Meppelink Amanda, Kabeche Lilian, Vromans Martijn J M, Compton Duane A, Lens Susanne M A
Department of Medical Oncology, Center for Molecular Medicine, University Medical Center Utrecht, Universiteitsweg 100, 3584 CG Utrecht, the Netherlands; Department of Molecular Cancer Research, Center for Molecular Medicine, University Medical Center Utrecht, Universiteitsweg 100, 3584 CG Utrecht, the Netherlands.
Department of Biochemistry, Geisel School of Medicine at Dartmouth, Hanover, NH 03755, USA; Norris Cotton Cancer Center, Lebanon, NH 03756, USA.
Cell Rep. 2015 Apr 28;11(4):508-15. doi: 10.1016/j.celrep.2015.03.052. Epub 2015 Apr 16.

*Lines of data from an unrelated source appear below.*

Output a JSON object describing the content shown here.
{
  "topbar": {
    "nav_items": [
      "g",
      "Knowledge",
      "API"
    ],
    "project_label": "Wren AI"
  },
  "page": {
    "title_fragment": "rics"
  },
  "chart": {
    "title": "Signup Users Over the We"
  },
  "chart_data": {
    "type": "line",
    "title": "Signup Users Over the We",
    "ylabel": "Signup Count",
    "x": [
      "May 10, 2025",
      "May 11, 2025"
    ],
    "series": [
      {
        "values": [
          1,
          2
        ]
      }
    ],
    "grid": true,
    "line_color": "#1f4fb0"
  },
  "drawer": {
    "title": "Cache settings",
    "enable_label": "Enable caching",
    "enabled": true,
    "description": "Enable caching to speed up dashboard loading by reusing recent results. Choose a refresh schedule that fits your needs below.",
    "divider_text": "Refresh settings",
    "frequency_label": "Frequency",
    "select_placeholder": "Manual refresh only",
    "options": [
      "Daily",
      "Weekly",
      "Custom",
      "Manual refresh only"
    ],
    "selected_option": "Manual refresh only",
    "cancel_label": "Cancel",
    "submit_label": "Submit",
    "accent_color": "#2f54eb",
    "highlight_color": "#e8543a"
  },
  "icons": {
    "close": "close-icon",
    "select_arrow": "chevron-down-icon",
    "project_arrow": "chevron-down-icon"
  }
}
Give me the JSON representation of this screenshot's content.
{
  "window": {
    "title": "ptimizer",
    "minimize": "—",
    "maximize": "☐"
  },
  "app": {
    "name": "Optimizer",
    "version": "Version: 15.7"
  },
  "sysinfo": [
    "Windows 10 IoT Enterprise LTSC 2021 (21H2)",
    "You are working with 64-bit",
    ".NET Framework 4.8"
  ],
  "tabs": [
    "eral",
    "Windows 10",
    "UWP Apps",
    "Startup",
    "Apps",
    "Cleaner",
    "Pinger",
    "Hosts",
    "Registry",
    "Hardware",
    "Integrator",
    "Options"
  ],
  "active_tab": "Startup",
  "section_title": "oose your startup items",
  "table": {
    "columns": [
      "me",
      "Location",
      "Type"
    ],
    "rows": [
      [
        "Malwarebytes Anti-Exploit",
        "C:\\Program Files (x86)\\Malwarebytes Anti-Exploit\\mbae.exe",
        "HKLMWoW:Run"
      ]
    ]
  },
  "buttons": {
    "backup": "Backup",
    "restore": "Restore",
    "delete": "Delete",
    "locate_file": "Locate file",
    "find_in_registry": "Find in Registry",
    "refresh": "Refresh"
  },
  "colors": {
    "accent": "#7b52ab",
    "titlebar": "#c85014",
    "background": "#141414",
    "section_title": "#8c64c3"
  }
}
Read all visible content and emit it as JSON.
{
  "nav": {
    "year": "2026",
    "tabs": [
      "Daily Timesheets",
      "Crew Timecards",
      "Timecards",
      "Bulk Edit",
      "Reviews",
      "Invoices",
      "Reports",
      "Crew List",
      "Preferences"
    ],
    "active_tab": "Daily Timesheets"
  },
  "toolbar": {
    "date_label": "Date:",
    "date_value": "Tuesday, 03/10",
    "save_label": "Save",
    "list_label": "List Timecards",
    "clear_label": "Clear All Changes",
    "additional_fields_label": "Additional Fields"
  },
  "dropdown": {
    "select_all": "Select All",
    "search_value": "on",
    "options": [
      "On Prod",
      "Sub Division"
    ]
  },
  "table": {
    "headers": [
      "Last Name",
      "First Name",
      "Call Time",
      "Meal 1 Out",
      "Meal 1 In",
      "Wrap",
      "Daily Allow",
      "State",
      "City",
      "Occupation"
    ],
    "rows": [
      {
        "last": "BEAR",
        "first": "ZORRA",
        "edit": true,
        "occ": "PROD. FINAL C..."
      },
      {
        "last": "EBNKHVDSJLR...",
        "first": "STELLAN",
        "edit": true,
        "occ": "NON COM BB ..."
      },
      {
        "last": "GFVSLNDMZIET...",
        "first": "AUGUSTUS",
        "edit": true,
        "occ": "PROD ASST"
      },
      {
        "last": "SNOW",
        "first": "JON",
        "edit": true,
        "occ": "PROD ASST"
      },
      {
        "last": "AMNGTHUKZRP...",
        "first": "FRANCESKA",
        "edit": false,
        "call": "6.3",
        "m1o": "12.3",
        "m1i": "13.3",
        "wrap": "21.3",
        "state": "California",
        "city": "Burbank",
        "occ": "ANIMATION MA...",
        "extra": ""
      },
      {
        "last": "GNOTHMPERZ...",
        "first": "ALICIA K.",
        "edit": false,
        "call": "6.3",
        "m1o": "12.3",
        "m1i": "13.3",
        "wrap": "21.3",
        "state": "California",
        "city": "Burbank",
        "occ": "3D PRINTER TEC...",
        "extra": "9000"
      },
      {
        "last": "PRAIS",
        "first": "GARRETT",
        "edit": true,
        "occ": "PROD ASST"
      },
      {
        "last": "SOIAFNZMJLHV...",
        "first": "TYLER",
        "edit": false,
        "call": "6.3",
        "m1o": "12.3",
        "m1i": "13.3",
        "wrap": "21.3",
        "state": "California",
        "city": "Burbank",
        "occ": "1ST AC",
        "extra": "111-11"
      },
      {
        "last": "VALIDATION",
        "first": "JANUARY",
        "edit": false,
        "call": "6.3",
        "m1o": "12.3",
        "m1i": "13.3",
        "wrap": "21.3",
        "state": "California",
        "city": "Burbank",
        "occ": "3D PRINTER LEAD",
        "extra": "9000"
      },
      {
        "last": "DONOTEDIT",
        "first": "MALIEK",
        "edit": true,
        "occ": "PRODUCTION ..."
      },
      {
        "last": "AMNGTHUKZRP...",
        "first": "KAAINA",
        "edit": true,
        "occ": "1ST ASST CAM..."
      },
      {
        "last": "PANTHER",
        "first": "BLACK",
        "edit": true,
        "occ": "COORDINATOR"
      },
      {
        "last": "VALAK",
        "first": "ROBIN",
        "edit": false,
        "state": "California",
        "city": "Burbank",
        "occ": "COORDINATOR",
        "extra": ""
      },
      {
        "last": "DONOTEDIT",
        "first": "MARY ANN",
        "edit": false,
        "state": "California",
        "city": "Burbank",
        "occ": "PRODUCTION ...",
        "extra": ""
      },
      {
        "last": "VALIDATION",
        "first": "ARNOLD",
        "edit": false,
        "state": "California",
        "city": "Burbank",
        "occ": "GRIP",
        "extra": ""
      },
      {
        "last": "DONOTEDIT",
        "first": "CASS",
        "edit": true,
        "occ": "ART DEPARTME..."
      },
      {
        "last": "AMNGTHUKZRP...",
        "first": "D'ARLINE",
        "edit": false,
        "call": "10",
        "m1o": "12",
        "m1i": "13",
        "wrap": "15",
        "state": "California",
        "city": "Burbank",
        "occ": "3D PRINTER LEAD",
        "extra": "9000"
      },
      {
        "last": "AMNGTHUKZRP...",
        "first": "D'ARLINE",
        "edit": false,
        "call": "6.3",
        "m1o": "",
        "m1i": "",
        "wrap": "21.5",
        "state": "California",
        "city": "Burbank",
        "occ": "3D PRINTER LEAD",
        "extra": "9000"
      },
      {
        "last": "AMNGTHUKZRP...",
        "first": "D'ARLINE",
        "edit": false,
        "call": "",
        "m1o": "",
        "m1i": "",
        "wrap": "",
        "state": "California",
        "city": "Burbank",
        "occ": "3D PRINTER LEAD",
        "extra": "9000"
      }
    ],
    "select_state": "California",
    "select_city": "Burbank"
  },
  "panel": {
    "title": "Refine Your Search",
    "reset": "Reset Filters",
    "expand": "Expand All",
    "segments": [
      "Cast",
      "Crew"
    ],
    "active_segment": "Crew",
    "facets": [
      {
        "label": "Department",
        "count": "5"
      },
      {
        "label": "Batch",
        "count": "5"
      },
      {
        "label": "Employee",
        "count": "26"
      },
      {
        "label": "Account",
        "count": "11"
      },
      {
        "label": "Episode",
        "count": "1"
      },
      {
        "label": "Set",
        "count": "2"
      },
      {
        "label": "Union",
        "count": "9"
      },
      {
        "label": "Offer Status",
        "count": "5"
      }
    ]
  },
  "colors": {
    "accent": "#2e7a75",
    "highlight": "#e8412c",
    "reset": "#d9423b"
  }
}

Correction of faulty kinetochore-microtubule attachments is essential for faithful chromosome segregation and dictated by the opposing activities of Aurora B kinase and PP1 and PP2A phosphatases. How kinase and phosphatase activities are appropriately balanced is less clear. Here, we show that a centromeric pool of PP2A-B56 counteracts Aurora B T-loop phosphorylation and is recruited to centromeres through Shugoshin-1 (Sgo1). In non-transformed RPE-1 cells, Aurora B, Sgo1, and PP2A-B56 are enriched on centromeres and levels diminish as chromosomes establish bi-oriented attachments. Elevating Sgo1 levels at centromeres recruits excess PP2A-B56, and this counteracts Aurora B kinase activity, undermining efficient correction of kinetochore-microtubule attachment errors. Conversely, Sgo1-depleted cells display reduced centromeric localization of Aurora B, whereas the remaining kinase is hyperactive due to concomitant reduction of centromeric PP2A-B56. Our data suggest that Sgo1 can tune the stability of kinetochore-microtubule attachments through recruitment of PP2A-B56 that balances Aurora B activity at the centromere.
纠正错误的动粒-微管附着对于准确的染色体分离至关重要,这由极光激酶B(Aurora B kinase)与蛋白磷酸酶1(PP1)和蛋白磷酸酶2A(PP2A)的相反活性所决定。激酶和磷酸酶活性如何适当平衡尚不清楚。在这里,我们表明PP2A-B56的着丝粒池可抵消极光激酶B的T环磷酸化,并通过守护蛋白1(Shugoshin-1,Sgo1)被招募到着丝粒。在未转化的视网膜色素上皮细胞(RPE-1细胞)中,极光激酶B、Sgo1和PP2A-B56在着丝粒上富集,随着染色体建立双定向附着,其水平降低。着丝粒处Sgo1水平升高会招募过量的PP2A-B56,这会抵消极光激酶B的活性,破坏动粒-微管附着错误的有效纠正。相反,Sgo1缺失的细胞显示极光激酶B在着丝粒的定位减少,而剩余的激酶由于着丝粒PP2A-B56的同时减少而过度活跃。我们的数据表明,Sgo1可以通过招募PP2A-B56来调节动粒-微管附着的稳定性,从而平衡着丝粒处的极光激酶B活性。